Intimiteit lijkt het domein voor jongeren, maar wordt alleen maar belangrijker naarmate je ouder wordt, zoveel blijkt uit Late liefde van Corine Koole, hét boek voor iedereen die weet dat leeftijd maar een getal is.
Wie heeft er ooit bedacht dat je rond je 55ste langzaam richting pensioen en stilstand schuift? Tijden veranderen. Gesteund door een langere levensverwachting en een grotere economische onafhankelijkheid dan vroeger zoeken vijfenvijftigplussers naar nieuwe vormen om het derde deel van hun leven in te richten, op het gebied van familie, de liefde en seks.
Het aantal echtscheidingen onder ouderen is bijvoorbeeld nog nooit zo groot geweest. Grote liefdes, intimiteit, worden opnieuw en soms nog heftiger beleefd dan in hun jeugd. Welke inzichten nemen ze daarbij mee uit hun levenservaring van daarvoor? Hebben vijftigers, zestigers en zeventigers ‘wijzer’ lief, of ligt ook bij hen de jaloezie als grote liefdesverwoester nog altijd op de loer?

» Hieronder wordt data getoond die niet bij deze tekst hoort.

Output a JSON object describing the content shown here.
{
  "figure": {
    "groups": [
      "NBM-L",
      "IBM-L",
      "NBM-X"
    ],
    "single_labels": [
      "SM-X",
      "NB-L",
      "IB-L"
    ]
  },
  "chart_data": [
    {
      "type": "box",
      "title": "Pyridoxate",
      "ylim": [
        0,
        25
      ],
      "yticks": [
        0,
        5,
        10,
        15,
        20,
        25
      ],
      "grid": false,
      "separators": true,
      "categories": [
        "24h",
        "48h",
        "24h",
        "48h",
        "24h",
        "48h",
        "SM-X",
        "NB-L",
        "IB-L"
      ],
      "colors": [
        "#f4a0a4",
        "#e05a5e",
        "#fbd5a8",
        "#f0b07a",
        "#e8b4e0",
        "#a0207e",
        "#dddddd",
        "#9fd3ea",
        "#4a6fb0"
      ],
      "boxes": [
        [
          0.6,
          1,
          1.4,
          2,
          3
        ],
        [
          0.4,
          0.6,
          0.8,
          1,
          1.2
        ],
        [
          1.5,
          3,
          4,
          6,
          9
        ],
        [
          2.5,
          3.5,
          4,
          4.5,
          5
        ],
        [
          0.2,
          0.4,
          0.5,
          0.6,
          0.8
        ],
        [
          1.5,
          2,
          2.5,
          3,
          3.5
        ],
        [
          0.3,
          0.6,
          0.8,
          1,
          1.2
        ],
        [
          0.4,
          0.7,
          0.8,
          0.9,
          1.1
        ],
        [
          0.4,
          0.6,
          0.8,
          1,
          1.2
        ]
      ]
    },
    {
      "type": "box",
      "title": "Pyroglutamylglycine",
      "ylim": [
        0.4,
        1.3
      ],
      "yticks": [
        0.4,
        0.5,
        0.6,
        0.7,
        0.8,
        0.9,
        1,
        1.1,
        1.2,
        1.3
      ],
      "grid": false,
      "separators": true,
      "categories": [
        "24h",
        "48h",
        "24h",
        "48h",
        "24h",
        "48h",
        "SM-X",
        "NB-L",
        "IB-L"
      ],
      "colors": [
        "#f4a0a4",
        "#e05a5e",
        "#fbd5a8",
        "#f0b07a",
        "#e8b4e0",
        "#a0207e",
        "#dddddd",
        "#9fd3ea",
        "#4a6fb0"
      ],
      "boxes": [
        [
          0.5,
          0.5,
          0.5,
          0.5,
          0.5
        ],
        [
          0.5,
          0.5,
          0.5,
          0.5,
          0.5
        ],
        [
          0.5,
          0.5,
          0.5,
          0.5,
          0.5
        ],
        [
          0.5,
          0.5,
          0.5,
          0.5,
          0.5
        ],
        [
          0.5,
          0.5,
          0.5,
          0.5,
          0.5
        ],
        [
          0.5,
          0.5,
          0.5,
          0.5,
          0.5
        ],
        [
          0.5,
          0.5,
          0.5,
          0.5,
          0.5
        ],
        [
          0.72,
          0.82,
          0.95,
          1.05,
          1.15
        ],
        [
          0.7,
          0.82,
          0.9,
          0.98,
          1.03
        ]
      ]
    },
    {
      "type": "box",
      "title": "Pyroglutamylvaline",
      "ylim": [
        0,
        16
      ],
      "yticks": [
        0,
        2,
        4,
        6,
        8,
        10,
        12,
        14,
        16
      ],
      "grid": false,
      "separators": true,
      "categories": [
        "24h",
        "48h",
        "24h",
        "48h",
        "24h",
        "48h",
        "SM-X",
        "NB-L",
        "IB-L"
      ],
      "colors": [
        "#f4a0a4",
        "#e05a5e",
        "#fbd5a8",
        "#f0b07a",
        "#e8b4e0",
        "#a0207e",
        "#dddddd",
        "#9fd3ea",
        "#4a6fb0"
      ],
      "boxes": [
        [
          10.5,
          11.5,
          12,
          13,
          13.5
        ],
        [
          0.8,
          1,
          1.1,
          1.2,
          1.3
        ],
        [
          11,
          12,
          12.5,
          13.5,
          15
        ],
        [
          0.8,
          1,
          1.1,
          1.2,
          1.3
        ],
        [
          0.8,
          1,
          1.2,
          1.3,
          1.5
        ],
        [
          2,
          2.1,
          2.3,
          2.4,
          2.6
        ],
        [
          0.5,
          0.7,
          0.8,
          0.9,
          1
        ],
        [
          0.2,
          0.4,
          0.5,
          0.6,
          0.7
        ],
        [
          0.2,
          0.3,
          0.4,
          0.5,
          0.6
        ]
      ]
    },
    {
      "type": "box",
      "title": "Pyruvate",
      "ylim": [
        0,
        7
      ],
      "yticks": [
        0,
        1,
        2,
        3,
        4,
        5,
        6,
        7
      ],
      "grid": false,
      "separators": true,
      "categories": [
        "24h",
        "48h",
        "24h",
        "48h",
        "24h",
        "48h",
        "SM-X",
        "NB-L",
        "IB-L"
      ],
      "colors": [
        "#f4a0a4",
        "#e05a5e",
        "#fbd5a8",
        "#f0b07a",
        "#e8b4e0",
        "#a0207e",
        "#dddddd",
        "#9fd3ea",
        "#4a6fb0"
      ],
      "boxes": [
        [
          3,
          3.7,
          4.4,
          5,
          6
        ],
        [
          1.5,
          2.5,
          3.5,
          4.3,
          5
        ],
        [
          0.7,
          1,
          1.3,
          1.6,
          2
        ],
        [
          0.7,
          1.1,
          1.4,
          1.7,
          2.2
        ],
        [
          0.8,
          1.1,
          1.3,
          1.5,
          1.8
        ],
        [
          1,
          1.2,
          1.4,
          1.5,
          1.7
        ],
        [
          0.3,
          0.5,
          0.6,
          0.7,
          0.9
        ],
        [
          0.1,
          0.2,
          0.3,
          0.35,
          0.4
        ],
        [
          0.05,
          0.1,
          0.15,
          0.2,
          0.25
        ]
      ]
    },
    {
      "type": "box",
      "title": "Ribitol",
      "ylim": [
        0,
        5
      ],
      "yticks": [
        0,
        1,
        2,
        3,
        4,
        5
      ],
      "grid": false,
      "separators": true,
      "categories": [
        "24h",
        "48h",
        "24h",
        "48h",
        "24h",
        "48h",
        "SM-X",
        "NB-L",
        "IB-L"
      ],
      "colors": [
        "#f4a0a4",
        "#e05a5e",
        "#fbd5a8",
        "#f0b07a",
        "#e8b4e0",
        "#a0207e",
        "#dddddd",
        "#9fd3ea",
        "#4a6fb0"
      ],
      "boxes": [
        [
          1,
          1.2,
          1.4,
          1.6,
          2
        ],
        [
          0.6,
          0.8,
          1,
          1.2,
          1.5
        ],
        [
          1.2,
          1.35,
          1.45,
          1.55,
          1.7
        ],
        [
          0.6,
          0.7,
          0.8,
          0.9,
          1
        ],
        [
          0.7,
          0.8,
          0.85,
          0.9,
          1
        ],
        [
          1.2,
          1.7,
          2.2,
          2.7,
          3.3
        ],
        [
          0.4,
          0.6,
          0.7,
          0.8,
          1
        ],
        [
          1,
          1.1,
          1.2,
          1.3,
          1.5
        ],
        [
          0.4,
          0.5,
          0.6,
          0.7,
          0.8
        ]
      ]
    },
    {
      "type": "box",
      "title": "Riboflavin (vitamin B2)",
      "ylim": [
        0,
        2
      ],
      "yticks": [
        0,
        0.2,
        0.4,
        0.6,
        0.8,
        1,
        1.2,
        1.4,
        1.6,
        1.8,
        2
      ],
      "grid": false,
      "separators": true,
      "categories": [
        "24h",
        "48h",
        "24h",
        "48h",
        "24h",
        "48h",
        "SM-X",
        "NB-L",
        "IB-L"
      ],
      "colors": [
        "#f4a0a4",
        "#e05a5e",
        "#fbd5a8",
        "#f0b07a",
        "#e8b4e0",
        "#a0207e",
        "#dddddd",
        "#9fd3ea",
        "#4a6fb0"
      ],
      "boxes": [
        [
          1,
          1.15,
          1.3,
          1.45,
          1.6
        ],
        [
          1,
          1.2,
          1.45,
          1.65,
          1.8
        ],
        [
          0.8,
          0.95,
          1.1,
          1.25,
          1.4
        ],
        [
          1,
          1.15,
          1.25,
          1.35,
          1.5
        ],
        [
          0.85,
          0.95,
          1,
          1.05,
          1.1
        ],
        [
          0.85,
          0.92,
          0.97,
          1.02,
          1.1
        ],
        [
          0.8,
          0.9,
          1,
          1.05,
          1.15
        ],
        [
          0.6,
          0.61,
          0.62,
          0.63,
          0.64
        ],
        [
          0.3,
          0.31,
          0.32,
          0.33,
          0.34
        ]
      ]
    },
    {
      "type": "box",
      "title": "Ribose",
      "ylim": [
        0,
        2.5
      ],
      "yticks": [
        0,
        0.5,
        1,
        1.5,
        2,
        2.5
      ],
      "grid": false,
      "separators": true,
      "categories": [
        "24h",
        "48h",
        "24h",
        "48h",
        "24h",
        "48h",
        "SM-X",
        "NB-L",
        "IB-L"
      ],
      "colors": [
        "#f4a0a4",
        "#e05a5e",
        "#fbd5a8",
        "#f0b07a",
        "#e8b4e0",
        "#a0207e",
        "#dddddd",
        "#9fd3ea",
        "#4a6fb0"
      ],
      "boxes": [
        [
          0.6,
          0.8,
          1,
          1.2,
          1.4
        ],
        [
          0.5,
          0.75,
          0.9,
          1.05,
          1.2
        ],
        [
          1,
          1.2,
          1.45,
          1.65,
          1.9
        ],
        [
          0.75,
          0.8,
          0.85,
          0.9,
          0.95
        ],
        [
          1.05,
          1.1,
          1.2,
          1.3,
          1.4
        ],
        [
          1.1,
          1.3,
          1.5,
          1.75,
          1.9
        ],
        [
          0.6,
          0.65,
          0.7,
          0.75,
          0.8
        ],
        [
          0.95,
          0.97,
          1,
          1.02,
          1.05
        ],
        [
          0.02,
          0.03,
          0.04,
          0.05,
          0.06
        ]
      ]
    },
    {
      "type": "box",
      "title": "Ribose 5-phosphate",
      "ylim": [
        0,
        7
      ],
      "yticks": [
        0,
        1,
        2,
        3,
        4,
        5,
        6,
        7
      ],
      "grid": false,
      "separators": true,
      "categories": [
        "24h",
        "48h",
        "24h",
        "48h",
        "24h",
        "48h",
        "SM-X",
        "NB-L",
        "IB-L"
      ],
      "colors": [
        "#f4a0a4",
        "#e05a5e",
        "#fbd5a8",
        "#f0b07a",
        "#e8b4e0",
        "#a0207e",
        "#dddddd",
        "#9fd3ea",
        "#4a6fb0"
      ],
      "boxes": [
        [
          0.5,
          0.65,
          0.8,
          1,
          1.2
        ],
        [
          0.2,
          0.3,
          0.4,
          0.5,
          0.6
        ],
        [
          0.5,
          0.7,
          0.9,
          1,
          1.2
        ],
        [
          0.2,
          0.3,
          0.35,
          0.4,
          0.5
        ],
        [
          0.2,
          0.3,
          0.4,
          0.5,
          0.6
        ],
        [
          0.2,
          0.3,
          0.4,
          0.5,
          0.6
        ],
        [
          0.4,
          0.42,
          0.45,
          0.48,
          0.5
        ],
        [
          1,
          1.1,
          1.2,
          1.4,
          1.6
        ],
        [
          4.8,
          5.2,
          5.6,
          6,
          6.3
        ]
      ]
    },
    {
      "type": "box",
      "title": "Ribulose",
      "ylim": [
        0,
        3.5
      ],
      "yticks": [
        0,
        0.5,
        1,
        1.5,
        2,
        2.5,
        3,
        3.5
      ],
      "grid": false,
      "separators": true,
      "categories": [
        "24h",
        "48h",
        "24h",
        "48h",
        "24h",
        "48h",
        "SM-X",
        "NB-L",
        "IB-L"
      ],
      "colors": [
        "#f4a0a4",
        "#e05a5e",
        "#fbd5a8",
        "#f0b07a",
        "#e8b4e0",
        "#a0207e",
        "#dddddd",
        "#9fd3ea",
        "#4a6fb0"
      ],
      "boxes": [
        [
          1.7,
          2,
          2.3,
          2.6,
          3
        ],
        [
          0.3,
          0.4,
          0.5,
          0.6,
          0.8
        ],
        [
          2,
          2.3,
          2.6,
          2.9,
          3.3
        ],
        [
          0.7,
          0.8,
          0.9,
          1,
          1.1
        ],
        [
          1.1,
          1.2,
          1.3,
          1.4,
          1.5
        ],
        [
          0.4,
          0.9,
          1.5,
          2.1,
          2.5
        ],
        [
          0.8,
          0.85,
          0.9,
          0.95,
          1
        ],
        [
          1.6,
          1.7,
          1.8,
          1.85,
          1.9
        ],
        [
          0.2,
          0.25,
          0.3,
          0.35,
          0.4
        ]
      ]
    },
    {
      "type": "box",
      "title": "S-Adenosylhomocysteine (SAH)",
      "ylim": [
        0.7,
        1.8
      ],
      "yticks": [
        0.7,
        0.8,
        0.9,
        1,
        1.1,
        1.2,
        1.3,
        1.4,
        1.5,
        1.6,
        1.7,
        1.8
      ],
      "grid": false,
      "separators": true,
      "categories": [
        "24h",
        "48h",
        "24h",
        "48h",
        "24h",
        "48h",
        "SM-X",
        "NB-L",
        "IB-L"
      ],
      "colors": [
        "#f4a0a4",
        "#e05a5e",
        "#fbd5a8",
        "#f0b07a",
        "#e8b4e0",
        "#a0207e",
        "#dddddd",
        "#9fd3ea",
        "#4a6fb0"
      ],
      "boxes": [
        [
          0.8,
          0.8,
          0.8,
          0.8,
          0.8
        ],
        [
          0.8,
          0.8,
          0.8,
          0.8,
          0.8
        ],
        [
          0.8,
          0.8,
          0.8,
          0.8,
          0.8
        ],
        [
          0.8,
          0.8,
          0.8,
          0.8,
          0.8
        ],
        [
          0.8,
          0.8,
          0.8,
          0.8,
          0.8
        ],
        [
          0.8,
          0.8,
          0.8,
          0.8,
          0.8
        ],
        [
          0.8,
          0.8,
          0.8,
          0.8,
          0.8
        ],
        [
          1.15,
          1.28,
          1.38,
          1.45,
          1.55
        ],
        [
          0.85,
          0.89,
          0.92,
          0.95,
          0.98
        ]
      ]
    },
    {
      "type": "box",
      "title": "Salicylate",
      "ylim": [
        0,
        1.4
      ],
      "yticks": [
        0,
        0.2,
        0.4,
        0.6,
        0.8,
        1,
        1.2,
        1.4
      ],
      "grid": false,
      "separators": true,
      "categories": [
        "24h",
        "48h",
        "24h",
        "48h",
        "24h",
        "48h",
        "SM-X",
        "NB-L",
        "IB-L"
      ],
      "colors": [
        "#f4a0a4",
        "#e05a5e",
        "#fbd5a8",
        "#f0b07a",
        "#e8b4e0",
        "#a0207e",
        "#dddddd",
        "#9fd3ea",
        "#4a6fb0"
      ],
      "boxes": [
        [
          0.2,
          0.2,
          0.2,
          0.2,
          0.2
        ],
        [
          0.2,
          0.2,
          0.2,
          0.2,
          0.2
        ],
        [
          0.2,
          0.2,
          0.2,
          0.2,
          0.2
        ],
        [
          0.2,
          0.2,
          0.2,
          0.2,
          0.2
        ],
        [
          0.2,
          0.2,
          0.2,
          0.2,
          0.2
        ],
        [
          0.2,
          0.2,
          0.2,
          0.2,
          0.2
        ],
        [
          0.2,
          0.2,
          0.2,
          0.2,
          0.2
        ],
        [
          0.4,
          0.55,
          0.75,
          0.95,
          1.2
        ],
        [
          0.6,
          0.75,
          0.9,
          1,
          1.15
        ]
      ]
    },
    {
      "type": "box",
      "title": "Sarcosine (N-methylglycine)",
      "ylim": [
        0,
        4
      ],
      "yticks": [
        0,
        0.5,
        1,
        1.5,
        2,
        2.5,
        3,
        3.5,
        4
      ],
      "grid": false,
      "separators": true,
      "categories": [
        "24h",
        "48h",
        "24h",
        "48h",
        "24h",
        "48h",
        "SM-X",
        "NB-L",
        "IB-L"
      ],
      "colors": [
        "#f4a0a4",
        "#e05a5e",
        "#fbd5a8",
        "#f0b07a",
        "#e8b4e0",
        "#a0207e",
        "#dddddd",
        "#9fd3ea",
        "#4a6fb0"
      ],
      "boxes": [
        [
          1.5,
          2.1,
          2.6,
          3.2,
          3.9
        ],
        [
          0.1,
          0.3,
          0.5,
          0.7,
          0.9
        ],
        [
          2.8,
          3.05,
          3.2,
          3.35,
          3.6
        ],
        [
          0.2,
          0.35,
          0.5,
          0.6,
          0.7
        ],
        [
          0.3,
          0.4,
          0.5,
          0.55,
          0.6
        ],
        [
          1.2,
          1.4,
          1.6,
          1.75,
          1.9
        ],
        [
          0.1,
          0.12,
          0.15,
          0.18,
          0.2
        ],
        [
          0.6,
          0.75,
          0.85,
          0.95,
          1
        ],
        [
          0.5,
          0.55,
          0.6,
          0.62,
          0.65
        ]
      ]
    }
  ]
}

In haar boek Late liefde laat Corine Koole zien dat liefde in het leven van ouderen een steeds openlijker rol speelt. En dat seks alleen maar mooier wordt wanneer je er de tijd voor neemt. Vijfenvijftigplussers vullen – soms voor het eerst – de liefde zelf in, en niet altijd op een manier die van hen verwacht wordt. En dat leidt tot verrassende keuzes. Hier lees je de inleiding van Late Liefde.
De kleine generaal
Bijna veertig jaar geleden werd ik razend verliefd op een radiojournalist van de vpro. Ik leerde hem kennen toen ik op mijn 24ste solliciteerde bij het filmblad Skoop waarvan hij hoofdredacteur was. Een klein mannetje met een machtige neus en tranende ogen van een chronische oogontsteking wachtte mij op bovenaan de trap van zijn huis in het nog lang niet gegentrificeerde Amsterdam-Zuid.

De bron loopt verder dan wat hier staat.